For the carrier-based model to succeed in a big way, however, Seven's service offerings will need to go far beyond the email and messaging platforms that the company is selling today.

Management told us that the company, with a view to extending its groupware architecture, has been working with carriers to build sales force automation and customer relationship management application prototypes. Carriers have a strong incentive to pursue additional data transfer applications beyond email to show that they are viable resources for small and large business customers.

In the meantime, Seven is attempting to win corporate technology executives by giving them management tools as part of its System Seven Enterprise Edition. It is also hoping that individual employees adopting Personal Edition will drive large enterprise deals.

Numerous telecommunications companies are banking on wireless data as the next great wireless service, but so far progress has fallen short. With the physical limitations of next-generation networks (yes, there are plenty) as well as mobile devices, companies continue to struggle to make wireless data speedy enough or compelling enough to sell to business customers.


Next-generation networks will gradually obtain an acceptable level of resiliency and reliability, and with a growing number of companies clamoring to offer wireless data services similar to Seven's, competition is getting fierce. Many large competitors such as Oracle, HP, IBM, Aether and Microsoft are telling corporate customers they can offer wireless data services by installing new servers and wireless software. Many also sell into carriers. We think enterprises could be attracted to Seven's solution based on security alone: because the service comes from the carrier, emails are not forwarded to an external server, which makes it much harder to gain unauthorized access to e-mail or folders.

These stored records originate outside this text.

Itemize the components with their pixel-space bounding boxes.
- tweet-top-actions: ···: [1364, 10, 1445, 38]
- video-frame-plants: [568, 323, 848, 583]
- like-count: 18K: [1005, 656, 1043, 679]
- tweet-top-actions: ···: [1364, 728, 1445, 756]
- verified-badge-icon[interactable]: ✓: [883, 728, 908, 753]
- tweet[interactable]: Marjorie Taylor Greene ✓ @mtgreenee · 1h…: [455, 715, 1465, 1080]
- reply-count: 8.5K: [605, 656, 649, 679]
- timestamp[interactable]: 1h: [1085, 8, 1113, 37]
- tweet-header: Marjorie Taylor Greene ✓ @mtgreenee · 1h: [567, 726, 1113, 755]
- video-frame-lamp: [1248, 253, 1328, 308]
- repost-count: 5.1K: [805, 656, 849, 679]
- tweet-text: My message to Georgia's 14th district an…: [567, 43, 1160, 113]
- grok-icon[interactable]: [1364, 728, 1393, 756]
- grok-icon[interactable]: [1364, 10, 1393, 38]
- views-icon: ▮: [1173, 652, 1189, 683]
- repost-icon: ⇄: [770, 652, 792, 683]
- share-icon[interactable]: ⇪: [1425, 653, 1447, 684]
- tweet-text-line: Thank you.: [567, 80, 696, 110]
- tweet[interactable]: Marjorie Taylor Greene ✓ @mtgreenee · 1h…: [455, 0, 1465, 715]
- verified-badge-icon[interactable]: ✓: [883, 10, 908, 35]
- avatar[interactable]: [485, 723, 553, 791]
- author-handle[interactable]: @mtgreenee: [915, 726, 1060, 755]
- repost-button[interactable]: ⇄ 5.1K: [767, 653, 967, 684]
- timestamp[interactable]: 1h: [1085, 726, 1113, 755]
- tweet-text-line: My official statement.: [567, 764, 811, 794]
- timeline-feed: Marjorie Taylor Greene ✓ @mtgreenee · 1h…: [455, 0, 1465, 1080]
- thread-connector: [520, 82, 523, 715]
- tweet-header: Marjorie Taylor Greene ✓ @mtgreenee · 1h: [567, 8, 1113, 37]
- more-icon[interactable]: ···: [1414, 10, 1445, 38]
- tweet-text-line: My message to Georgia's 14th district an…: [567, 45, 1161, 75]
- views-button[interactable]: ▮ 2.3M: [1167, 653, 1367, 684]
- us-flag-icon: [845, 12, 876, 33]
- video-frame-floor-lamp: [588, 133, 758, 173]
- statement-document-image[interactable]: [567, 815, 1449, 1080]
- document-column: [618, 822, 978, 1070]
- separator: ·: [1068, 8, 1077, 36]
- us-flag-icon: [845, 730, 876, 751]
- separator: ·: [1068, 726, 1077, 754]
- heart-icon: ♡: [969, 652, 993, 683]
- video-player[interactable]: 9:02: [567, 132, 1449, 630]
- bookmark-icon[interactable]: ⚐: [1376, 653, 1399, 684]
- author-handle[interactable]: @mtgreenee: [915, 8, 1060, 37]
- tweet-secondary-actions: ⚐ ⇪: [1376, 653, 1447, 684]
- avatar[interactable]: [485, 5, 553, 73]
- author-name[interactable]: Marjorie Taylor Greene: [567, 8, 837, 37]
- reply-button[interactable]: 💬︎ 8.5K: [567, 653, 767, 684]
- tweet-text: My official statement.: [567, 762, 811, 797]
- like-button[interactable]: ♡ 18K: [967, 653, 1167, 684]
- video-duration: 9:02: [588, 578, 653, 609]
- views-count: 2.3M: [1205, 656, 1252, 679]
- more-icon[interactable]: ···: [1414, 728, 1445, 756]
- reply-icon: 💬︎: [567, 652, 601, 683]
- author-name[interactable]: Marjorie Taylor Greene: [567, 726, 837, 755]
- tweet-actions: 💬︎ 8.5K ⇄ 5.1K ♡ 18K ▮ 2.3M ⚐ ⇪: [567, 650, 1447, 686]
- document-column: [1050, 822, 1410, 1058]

U.S. market leader RIM has been extremely busy adding new features and enhancements to its BlackBerry wireless solution, including new world-band GSM/GPRS voice-enabled han helds, other voice-enabled handhelds running on CDMA-1xRTT and iDEN networks, increased back-end management tools for IT departments, and wireless synchronization of email deletions and PIM information. This week RIM announced it will include an integrated and secure software application for viewing email attachments with BlackBerry wireless devices. The new application will enable secure access to email attachments by leveraging core BlackBerry features, including end-to-end security (with Triple DES encryption), always-on capabilities, multi-network support and centralized management. Users will be able to view spreadsheets, presentations and graphics attachments in a variety of formats, including Microsoft Word, Excel, PowerPoint, WordPerfect, Adobe PDF, HTML and ASCII text. They will also be able to retrieve a summary of the document or a table of contents, and selectively view the part of the document that is relevant.

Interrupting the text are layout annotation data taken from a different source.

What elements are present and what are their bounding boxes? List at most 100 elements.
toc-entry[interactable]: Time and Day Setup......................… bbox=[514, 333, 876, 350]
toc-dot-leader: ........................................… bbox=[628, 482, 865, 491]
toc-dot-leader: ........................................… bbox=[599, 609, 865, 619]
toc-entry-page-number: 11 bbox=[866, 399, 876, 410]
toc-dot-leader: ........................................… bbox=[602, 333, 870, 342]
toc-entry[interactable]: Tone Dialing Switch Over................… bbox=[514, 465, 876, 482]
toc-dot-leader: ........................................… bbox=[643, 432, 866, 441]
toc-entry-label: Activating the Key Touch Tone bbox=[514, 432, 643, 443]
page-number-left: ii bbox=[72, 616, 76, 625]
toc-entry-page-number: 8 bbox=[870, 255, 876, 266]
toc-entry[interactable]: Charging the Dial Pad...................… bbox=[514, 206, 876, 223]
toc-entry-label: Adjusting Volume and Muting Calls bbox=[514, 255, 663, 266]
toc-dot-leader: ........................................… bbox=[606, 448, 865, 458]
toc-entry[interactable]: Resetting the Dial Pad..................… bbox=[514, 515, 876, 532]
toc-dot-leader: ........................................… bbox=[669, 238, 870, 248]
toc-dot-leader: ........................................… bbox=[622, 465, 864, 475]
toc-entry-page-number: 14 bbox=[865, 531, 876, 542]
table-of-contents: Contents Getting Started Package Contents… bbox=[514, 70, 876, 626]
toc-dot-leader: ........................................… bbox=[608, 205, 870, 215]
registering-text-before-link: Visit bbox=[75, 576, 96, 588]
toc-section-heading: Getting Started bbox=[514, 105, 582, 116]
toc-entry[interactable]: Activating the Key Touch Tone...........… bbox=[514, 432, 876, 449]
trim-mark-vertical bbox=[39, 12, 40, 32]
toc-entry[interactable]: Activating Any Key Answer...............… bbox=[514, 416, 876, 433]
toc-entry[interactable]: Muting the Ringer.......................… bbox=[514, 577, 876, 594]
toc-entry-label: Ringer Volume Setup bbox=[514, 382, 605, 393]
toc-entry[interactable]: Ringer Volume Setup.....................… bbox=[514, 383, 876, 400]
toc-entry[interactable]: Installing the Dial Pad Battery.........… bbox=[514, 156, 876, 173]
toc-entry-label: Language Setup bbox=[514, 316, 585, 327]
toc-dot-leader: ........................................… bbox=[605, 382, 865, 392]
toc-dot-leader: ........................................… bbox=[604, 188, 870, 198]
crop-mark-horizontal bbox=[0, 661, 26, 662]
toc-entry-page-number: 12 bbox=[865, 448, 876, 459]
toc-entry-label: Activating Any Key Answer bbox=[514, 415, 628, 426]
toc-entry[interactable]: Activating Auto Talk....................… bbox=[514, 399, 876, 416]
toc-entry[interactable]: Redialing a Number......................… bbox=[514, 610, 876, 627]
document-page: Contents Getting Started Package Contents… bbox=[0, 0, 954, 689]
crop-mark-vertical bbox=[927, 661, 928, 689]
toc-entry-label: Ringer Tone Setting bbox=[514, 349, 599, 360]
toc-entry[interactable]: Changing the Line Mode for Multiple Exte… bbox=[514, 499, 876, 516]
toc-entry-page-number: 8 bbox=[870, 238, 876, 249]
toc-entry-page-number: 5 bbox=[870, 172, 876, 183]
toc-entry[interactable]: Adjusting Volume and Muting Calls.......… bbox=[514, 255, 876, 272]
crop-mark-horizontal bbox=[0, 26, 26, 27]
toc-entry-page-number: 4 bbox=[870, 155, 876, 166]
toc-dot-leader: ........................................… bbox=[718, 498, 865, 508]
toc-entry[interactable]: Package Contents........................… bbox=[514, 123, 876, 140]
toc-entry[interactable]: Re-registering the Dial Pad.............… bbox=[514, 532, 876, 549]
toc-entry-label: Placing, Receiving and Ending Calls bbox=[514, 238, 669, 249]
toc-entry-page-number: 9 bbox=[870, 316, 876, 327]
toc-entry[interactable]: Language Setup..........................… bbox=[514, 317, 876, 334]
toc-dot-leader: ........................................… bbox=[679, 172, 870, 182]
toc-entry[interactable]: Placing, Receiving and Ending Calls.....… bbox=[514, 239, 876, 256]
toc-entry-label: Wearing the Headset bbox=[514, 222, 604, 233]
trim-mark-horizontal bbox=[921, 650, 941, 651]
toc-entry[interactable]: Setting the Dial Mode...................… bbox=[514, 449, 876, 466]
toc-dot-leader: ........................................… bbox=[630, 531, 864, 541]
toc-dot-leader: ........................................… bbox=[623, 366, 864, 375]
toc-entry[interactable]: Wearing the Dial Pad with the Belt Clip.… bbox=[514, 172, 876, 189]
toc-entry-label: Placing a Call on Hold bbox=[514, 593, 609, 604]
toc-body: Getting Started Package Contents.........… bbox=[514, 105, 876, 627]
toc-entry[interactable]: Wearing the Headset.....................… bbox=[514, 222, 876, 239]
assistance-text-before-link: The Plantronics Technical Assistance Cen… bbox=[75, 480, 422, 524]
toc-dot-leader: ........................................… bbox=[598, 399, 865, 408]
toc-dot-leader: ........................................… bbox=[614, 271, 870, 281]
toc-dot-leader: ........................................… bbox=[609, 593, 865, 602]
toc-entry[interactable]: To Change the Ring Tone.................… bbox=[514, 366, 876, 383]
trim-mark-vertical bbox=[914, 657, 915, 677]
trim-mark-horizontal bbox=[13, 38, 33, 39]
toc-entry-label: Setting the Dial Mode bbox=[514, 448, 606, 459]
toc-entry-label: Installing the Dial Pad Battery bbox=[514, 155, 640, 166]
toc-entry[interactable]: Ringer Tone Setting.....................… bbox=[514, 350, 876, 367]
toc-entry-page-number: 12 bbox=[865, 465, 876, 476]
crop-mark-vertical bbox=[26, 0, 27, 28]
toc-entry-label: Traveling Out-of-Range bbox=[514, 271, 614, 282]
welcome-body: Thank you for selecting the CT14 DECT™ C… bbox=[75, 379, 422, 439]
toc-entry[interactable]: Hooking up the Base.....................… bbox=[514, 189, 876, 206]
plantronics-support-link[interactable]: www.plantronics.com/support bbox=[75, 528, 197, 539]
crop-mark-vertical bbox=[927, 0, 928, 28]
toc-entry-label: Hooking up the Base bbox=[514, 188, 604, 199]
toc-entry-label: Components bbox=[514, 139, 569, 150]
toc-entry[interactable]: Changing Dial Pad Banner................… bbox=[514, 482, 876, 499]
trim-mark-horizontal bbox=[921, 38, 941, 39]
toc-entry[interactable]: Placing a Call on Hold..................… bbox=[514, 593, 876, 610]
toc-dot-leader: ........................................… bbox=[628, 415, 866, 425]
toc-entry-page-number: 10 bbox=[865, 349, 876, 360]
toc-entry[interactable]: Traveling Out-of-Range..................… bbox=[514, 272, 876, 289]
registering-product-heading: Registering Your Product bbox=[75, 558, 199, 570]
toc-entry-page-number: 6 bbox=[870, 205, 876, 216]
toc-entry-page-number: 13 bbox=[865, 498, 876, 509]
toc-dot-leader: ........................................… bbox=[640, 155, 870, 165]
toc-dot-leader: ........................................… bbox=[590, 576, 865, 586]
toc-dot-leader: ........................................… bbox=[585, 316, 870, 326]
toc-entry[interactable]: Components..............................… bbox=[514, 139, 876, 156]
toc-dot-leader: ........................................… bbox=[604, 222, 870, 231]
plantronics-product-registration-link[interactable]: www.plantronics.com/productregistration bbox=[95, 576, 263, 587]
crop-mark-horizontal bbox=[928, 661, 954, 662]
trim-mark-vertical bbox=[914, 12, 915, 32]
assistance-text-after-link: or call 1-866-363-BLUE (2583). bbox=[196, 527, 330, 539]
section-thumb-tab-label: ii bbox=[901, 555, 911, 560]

We are not sure what impact Seven's latest offering will have on Wireless Knowledge's existing deal with Sprint. Last September, Sprint and Wireless Knowledge announced an agreement to offer and bundle on a single bill a series of mobility applications that previously had to be billed separately by disparate vendors. Much like Seven now, Wireless Knowledge said at the time that it would try to sell enterprise customers on additional, customized mobilization apps, such as mobilized sales force automation and customer relationship management applications. Of course at that time Sprint had yet to upgrade to its data-friendly 1x network.

One reservation – unlike many of its competitors, Seven relies on a wireless carrier's sales force to distribute the software, and for carriers the lack of experience in selling to enterprises remains a challenge. Mobile devices, meanwhile, have to improve, and wireless networks also have to progress.